Run next commands to compile pipeline:

git clone https://github.com/ventus-ag/kubeflow.git
cd kubeflow/samples/mnist-pipelines/deploy-service
docker build -t ACCOUNT/NAME .
docker login
docker push ACCOUNT/NAME
cd ..
  • Open file mnist_pipeline.py and change the docker image name that you specified earlier in line:
    image='tens/deploy-service:latest'
    

pip3 install -r requirements.txt --upgrade
python3 mnist_pipeline.py

As result, you must got file mnist_pipeline.py.tar.gz in your folder

Upload through the UI

Now that you have the compiled pipeline file, you can upload it through the Kubeflow Pipelines UI. Simply select the “Upload pipeline” button:

Upload your file and give it a name:

Run the Pipeline

After clicking on the newly created pipeline, you should be presented with an overview of the pipeline graph. When you’re ready, select the “Create Run” button to launch the pipeline:

Fill out the information required for the run, and press “Start” when you are ready.

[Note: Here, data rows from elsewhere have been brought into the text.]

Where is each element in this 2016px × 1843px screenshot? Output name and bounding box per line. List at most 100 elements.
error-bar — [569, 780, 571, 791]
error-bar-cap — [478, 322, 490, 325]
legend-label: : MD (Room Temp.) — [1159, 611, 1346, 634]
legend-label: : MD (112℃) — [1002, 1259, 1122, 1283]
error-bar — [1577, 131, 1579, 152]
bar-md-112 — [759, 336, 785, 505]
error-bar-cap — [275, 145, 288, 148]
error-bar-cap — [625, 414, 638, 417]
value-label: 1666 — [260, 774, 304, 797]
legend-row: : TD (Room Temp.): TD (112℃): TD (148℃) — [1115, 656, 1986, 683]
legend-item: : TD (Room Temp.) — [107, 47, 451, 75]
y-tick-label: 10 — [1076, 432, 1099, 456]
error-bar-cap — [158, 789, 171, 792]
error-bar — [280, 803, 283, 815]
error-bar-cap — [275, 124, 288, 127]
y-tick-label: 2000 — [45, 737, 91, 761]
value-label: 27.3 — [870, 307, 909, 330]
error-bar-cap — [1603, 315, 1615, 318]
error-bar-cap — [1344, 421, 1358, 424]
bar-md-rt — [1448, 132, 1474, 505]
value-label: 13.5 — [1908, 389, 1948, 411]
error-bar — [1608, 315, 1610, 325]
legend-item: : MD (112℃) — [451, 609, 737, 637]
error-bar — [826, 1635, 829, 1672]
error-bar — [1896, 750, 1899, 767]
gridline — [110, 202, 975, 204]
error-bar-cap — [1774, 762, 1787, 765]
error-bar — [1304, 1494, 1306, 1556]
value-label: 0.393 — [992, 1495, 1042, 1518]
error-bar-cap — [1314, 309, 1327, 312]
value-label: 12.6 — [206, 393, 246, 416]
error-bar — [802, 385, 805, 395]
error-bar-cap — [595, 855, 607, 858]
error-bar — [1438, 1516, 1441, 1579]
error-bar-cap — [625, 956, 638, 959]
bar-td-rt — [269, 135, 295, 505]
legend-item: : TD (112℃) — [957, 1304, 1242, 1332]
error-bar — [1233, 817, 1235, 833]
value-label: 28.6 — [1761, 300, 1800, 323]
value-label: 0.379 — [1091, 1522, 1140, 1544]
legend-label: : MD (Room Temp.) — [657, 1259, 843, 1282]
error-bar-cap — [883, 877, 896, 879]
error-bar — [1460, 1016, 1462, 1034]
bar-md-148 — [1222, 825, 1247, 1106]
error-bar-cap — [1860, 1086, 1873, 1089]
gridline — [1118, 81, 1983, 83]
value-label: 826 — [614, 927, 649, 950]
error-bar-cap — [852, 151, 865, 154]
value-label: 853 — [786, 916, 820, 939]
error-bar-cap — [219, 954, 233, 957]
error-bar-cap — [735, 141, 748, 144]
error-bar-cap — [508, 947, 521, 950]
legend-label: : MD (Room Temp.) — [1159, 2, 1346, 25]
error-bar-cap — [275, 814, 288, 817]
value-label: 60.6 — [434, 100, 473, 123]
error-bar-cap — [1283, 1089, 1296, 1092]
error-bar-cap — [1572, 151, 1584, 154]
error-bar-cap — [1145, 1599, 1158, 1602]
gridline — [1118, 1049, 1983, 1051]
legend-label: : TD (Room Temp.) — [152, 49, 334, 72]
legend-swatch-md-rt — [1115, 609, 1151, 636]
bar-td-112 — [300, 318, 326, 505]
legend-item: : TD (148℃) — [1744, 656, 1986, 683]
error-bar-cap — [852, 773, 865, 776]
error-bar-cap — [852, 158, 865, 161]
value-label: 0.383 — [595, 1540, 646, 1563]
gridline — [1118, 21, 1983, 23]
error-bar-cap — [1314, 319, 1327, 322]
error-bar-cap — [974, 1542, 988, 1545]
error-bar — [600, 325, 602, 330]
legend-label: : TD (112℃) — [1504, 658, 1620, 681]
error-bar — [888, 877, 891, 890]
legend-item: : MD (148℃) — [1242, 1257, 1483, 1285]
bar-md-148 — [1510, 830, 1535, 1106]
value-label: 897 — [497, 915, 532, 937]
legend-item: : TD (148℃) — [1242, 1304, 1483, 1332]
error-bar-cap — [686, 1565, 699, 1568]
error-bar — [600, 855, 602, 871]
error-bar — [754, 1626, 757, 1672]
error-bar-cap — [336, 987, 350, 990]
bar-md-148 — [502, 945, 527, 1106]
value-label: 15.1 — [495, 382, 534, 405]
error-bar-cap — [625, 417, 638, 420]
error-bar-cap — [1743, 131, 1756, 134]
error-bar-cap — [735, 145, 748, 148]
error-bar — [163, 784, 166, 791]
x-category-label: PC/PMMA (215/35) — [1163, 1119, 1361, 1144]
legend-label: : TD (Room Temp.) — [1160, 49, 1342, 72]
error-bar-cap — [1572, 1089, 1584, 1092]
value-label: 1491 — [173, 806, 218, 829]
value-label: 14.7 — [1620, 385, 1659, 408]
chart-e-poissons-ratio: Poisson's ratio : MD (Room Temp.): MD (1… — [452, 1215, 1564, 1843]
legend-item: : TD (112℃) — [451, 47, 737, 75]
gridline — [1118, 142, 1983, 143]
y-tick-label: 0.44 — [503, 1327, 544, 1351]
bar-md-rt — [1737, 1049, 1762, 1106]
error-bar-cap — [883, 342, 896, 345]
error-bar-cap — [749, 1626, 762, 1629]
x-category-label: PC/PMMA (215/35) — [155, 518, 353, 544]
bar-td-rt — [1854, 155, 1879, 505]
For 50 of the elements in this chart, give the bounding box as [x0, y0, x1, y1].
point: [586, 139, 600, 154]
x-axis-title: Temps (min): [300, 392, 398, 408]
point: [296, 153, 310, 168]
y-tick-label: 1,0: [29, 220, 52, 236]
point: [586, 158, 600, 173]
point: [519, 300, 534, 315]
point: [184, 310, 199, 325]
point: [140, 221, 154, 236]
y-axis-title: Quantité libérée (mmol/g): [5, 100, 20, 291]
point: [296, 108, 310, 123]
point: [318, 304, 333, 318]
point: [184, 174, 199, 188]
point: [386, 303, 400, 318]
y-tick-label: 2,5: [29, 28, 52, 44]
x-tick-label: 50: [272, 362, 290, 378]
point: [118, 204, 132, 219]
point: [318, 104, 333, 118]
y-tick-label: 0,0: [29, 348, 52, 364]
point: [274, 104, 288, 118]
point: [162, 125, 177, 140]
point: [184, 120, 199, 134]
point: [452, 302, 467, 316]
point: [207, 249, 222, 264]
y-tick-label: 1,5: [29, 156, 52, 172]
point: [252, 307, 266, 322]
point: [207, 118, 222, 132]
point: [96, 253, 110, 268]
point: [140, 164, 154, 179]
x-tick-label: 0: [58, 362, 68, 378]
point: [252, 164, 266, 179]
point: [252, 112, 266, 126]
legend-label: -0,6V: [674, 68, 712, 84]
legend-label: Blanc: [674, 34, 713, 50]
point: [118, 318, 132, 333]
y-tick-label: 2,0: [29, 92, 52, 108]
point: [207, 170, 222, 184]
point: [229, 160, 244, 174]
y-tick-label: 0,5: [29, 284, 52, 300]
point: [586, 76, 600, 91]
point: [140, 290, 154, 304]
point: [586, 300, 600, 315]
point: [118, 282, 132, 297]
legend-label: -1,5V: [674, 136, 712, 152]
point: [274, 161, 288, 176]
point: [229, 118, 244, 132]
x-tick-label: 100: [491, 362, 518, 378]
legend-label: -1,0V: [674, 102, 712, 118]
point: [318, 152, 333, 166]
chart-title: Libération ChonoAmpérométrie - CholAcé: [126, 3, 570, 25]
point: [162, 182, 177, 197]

  • The model-export-dir field must be /mnt/export
  • For pvc-name field you must create new pvc in your cluster. You can use next pvc.yaml file to do that:
apiVersion: v1
kind: PersistentVolumeClaim
metadata:
  finalizers:
  - kubernetes.io/pvc-protection
  name: local-storage
  namespace: kubeflow
spec:
  accessModes:
  - ReadWriteOnce
  resources:
    requests:
      storage: 10Gi
  • Apply this file to your cluster:
    kubectl apply -f pvc.yaml
    
  • Specify name from file you created into pvc-name filed.

Review experiment

After clicking on the newly created Run, you should see the pipeline run through the train, serve, and web-ui components. Click on any component to see its logs. When the pipeline is complete, look at the logs for the web-ui component to find the IP address created for the MNIST web interface:

Use IP you received in previous step and open web UI page with experiment’s result:

Congratulations! You successfully finished this tutorial.

Let’s re-cap what we’ve done:

  • Created new kubernetes cluster for Kubeflow.
  • Deployed Kubeflow.
  • Compiled mnist pipeline example.
  • Uploaded pipeline to Kubeflow.
  • Created and ran new experiment.
  • As a result trained and served mnist model using Kubeflow in kubernetes.